Khazanah
Beranda » Berita » Abdullah bin Abu Bakar ash-Shiddiq: Pemberi Kabar untuk Penghuni Gua

Abdullah bin Abu Bakar ash-Shiddiq: Pemberi Kabar untuk Penghuni Gua

Abdullah bin Abu Bakar ash-Shiddiq: Pemberi Kabar untuk Penghuni Gua
Ilustrasi Amir bin Fuhairah mendatangi gus Tsur membawa domba milik Abu Bakar untuk diperah susunya dan disembelih.

SURAU.CO -Abdullah bin Abu Bakar ash-Shiddiq adalah putra sahabat Rasulullah–Abu Bakr ash-Shiddiq. Ibunya bernama Qutailah binti Abdul Uzza yang melahirkan Abdullah dan Asma.

Abdullah adalah seorang penyair yang lembut dan fasih. la menikahi Atikah binti Zaid, saudari Said bin  Zaid yang termasuk kelompok sepuluh sahabat yang mendapat jaminan surga. Atikah juga merupakan  seorang penyair wanita yang kepandaian bahasanya tak kalah dari sang suami. la juga terkenal dengan kecantikannya sehingga Abdullah sangat mencintai dan mengasihinya.

Abdullah menjadi muslim yang saleh sejak menyatakan kesaksiannya di hadapan Rasulullah saw. la berjuang dan mengerahkan harta serta jiwa dan raganya demi keagungan Islam.

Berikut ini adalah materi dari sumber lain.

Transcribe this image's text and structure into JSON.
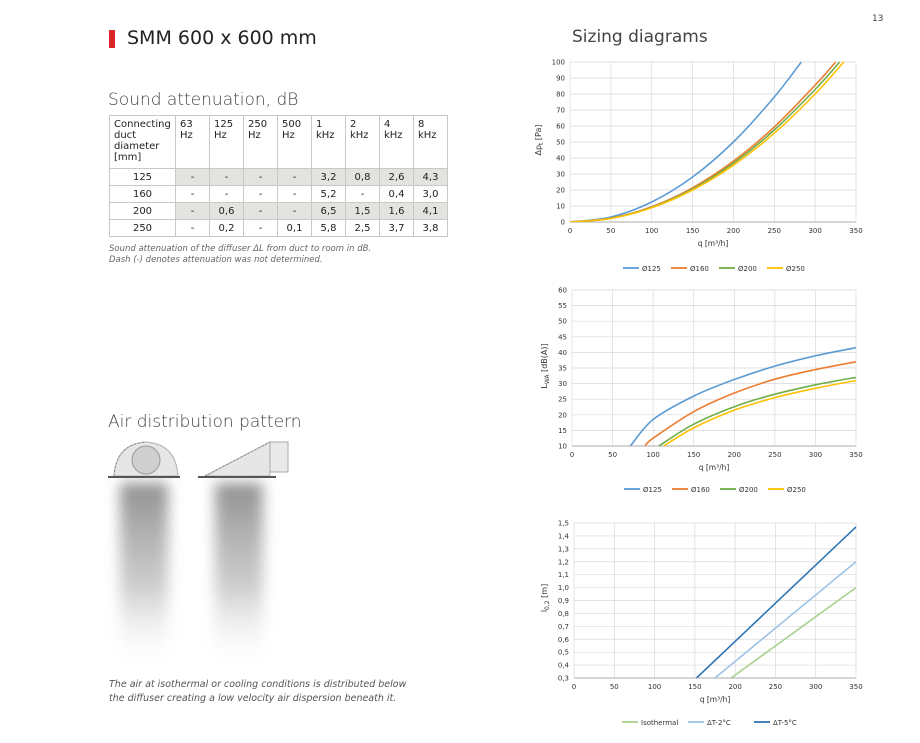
{
  "page_number": "13",
  "product_title": "SMM 600 x 600 mm",
  "sound_section_title": "Sound attenuation, dB",
  "air_section_title": "Air distribution pattern",
  "sizing_section_title": "Sizing diagrams",
  "colors": {
    "accent_red": "#d9262a",
    "blue": "#5b9bd5",
    "orange": "#ed7d31",
    "green": "#70ad47",
    "yellow": "#ffc000",
    "light_green": "#a9d18e",
    "light_blue": "#9dc3e6",
    "dark_blue": "#2e75b6"
  },
  "table": {
    "headers": [
      "Connecting duct diameter [mm]",
      "63 Hz",
      "125 Hz",
      "250 Hz",
      "500 Hz",
      "1 kHz",
      "2 kHz",
      "4 kHz",
      "8 kHz"
    ],
    "rows": [
      [
        "125",
        "-",
        "-",
        "-",
        "-",
        "3,2",
        "0,8",
        "2,6",
        "4,3"
      ],
      [
        "160",
        "-",
        "-",
        "-",
        "-",
        "5,2",
        "-",
        "0,4",
        "3,0"
      ],
      [
        "200",
        "-",
        "0,6",
        "-",
        "-",
        "6,5",
        "1,5",
        "1,6",
        "4,1"
      ],
      [
        "250",
        "-",
        "0,2",
        "-",
        "0,1",
        "5,8",
        "2,5",
        "3,7",
        "3,8"
      ]
    ]
  },
  "table_note_1": "Sound attenuation of the diffuser ΔL from duct to room in dB.",
  "table_note_2": "Dash (-) denotes attenuation was not determined.",
  "air_caption_1": "The air at isothermal or cooling conditions is distributed below",
  "air_caption_2": "the diffuser creating a low velocity air dispersion beneath it.",
  "chart_data": [
    {
      "type": "line",
      "xlabel": "q [m³/h]",
      "ylabel": "Δpt [Pa]",
      "xlim": [
        0,
        350
      ],
      "ylim": [
        0,
        100
      ],
      "xticks": [
        "0",
        "50",
        "100",
        "150",
        "200",
        "250",
        "300",
        "350"
      ],
      "yticks": [
        "0",
        "10",
        "20",
        "30",
        "40",
        "50",
        "60",
        "70",
        "80",
        "90",
        "100"
      ],
      "grid": true,
      "legend": "bottom",
      "series": [
        {
          "name": "Ø125",
          "color": "#5b9bd5",
          "points": [
            [
              0,
              0
            ],
            [
              50,
              3.1
            ],
            [
              100,
              12.5
            ],
            [
              150,
              28.1
            ],
            [
              200,
              50
            ],
            [
              250,
              78.1
            ],
            [
              283,
              100
            ]
          ]
        },
        {
          "name": "Ø160",
          "color": "#ed7d31",
          "points": [
            [
              0,
              0
            ],
            [
              50,
              2.4
            ],
            [
              100,
              9.5
            ],
            [
              150,
              21.4
            ],
            [
              200,
              38
            ],
            [
              250,
              59.4
            ],
            [
              300,
              85.5
            ],
            [
              325,
              100
            ]
          ]
        },
        {
          "name": "Ø200",
          "color": "#70ad47",
          "points": [
            [
              0,
              0
            ],
            [
              50,
              2.3
            ],
            [
              100,
              9.2
            ],
            [
              150,
              20.7
            ],
            [
              200,
              36.8
            ],
            [
              250,
              57.5
            ],
            [
              300,
              82.8
            ],
            [
              330,
              100
            ]
          ]
        },
        {
          "name": "Ø250",
          "color": "#ffc000",
          "points": [
            [
              0,
              0
            ],
            [
              50,
              2.2
            ],
            [
              100,
              8.9
            ],
            [
              150,
              20
            ],
            [
              200,
              35.5
            ],
            [
              250,
              55.5
            ],
            [
              300,
              80
            ],
            [
              335,
              100
            ]
          ]
        }
      ]
    },
    {
      "type": "line",
      "xlabel": "q [m³/h]",
      "ylabel": "LWA [dB(A)]",
      "xlim": [
        0,
        350
      ],
      "ylim": [
        10,
        60
      ],
      "xticks": [
        "0",
        "50",
        "100",
        "150",
        "200",
        "250",
        "300",
        "350"
      ],
      "yticks": [
        "10",
        "15",
        "20",
        "25",
        "30",
        "35",
        "40",
        "45",
        "50",
        "55",
        "60"
      ],
      "grid": true,
      "legend": "bottom",
      "series": [
        {
          "name": "Ø125",
          "color": "#5b9bd5",
          "points": [
            [
              72,
              10
            ],
            [
              100,
              18.5
            ],
            [
              150,
              26
            ],
            [
              200,
              31.3
            ],
            [
              250,
              35.6
            ],
            [
              300,
              38.9
            ],
            [
              350,
              41.5
            ]
          ]
        },
        {
          "name": "Ø160",
          "color": "#ed7d31",
          "points": [
            [
              90,
              10
            ],
            [
              100,
              12.5
            ],
            [
              150,
              21
            ],
            [
              200,
              27
            ],
            [
              250,
              31.4
            ],
            [
              300,
              34.5
            ],
            [
              350,
              37
            ]
          ]
        },
        {
          "name": "Ø200",
          "color": "#70ad47",
          "points": [
            [
              107,
              10
            ],
            [
              150,
              17
            ],
            [
              200,
              22.6
            ],
            [
              250,
              26.6
            ],
            [
              300,
              29.6
            ],
            [
              350,
              32
            ]
          ]
        },
        {
          "name": "Ø250",
          "color": "#ffc000",
          "points": [
            [
              113,
              10
            ],
            [
              150,
              15.8
            ],
            [
              200,
              21.5
            ],
            [
              250,
              25.5
            ],
            [
              300,
              28.5
            ],
            [
              350,
              31
            ]
          ]
        }
      ]
    },
    {
      "type": "line",
      "xlabel": "q [m³/h]",
      "ylabel": "l0,2 [m]",
      "xlim": [
        0,
        350
      ],
      "ylim": [
        0.3,
        1.5
      ],
      "xticks": [
        "0",
        "50",
        "100",
        "150",
        "200",
        "250",
        "300",
        "350"
      ],
      "yticks": [
        "0,3",
        "0,4",
        "0,5",
        "0,6",
        "0,7",
        "0,8",
        "0,9",
        "1,0",
        "1,1",
        "1,2",
        "1,3",
        "1,4",
        "1,5"
      ],
      "grid": true,
      "legend": "bottom",
      "series": [
        {
          "name": "Isothermal",
          "color": "#a9d18e",
          "points": [
            [
              195,
              0.3
            ],
            [
              350,
              1.0
            ]
          ]
        },
        {
          "name": "ΔT-2°C",
          "color": "#9dc3e6",
          "points": [
            [
              175,
              0.3
            ],
            [
              350,
              1.2
            ]
          ]
        },
        {
          "name": "ΔT-5°C",
          "color": "#2e75b6",
          "points": [
            [
              152,
              0.3
            ],
            [
              350,
              1.47
            ]
          ]
        }
      ]
    }
  ]
}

Pemberi kabar untuk Rasulullah dan ayahnya

Ketika Rasulullah saw. berhijrah ke Madinah bersama ayahnya Abu Bakar ash-Shiddiq, Abdullah membantu mereka dengan menyampaikan kabar tentang apa yang terjadi di Makkah kepada mereka. Selama tiga hari kedua sahabat karib itu bersembunyi gua Tsur sebelum melanjutkan perjalanan ke Madinah.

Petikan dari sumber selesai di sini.